Já aqui falei dela.
Era como a maioria dos professores da época.
E eu tinha medo dela. Tinha medo de errar. Tinha até medo de falar.
Uma vez, disse "lançol" em vez de lençol e levei uma chapada que na altura nem soube bem porquê.
Quando era inverno, e como a maioria de nós tínhamos de andar vários quilómetros até chegarmos à escola, havia mais atrasos. Brincavamos com o gelo das poças, chapinhávamos na água...
Todos crianças tão pequenas.
Alguns, como eu, tinham mães que não estavam habituadas a horários e levantavam-se quando acordavam. Muitas vezes tarde demais.
Eu, com seis anos é que tinha de ser responsável pelo meu horário porque para a minha mãe era sempre cedo. Tinha sempre pena de me acordar. Chegava quase sempre a horas, a não ser que os colegas me conseguissem convencer que era melhor brincarmos mais um bocadinho no caminho. Até porque, muitos deles, e principalmente delas, quando saíssem da escola não podiam brincar mais. Tinham de trabalhar. Eles, a ajudar os pais, elas a ajudar a cuidar dos irmãos e da casa.
Mas quando se chegava atrasado não havia desculpas. Umas boas reguadas eram o castigo de quem se atrevesse. Eram chamadas à secretária da professora, e, uma a uma, todas tinham de estender a mão, a medo, muito medo. Como apanhávamos muito frio no caminho, todos nós andávamos de beiços secos, gretados, e quando se fazia aquele esgar de dor durante o castigo as gretas abriam e era sangue, ranho e lágrimas.
Eu via aquilo (por acaso nunca tive um desses castigos)e também a mim me doía.
Queria ter coragem para ir lá busca-las (tenho de referir que eram só meninas porque naquele tempo não havia misturas), e dizer à professora tudo o que pensava de tamanha barbaridade.
Nem todas tinham o mesmo castigo. As filhas das pessoas com alguma importância na terra, essas podiam tudo. E nunca eram castigadas.
Eu, menina pobre, e vestida com as roupas que a minha mãe cozia à mão à luz de um candeeiro a petróleo, era um alvo certo, não fosse ser muito boa aluna.
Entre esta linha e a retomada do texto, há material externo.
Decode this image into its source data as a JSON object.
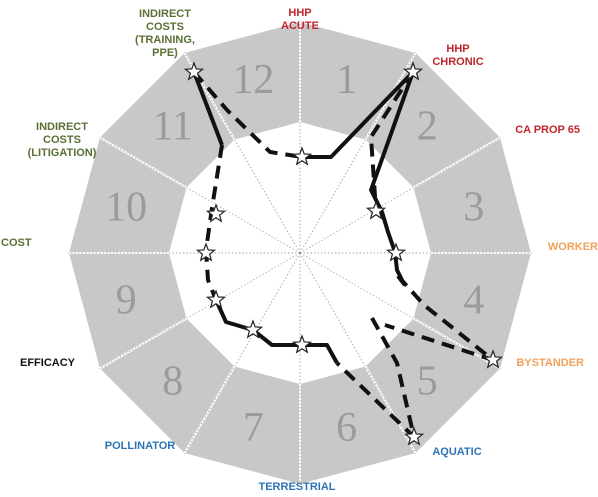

Não tanto por gosto de andar na escola, mas por medo da professora e dos castigos que me poderia aplicar.
E foi assim durante toda a primária.
Há uns anos, lembraram-se por aqui, de lhe fazer um jantar de homenagem.
Eu, por solidariedade para com as minhas colegas mais castigadas e por não ser hipócrita, não fui.
Vim a saber depois que afinal, quem compareceu em peso, foram as que tinham sido mais castigadas.
Ora toma!
Contaram-me agora, que ainda é viva e está num lar.
Agora, também ela sujeita aos humores das cuidadoras.
É difícil para mim imagina-la numa situação de dependência e inferioridade.
Será que ainda se lembra do que eu me lembro?
Apesar de tudo, desejo-lhe um fim de vida tranquilo.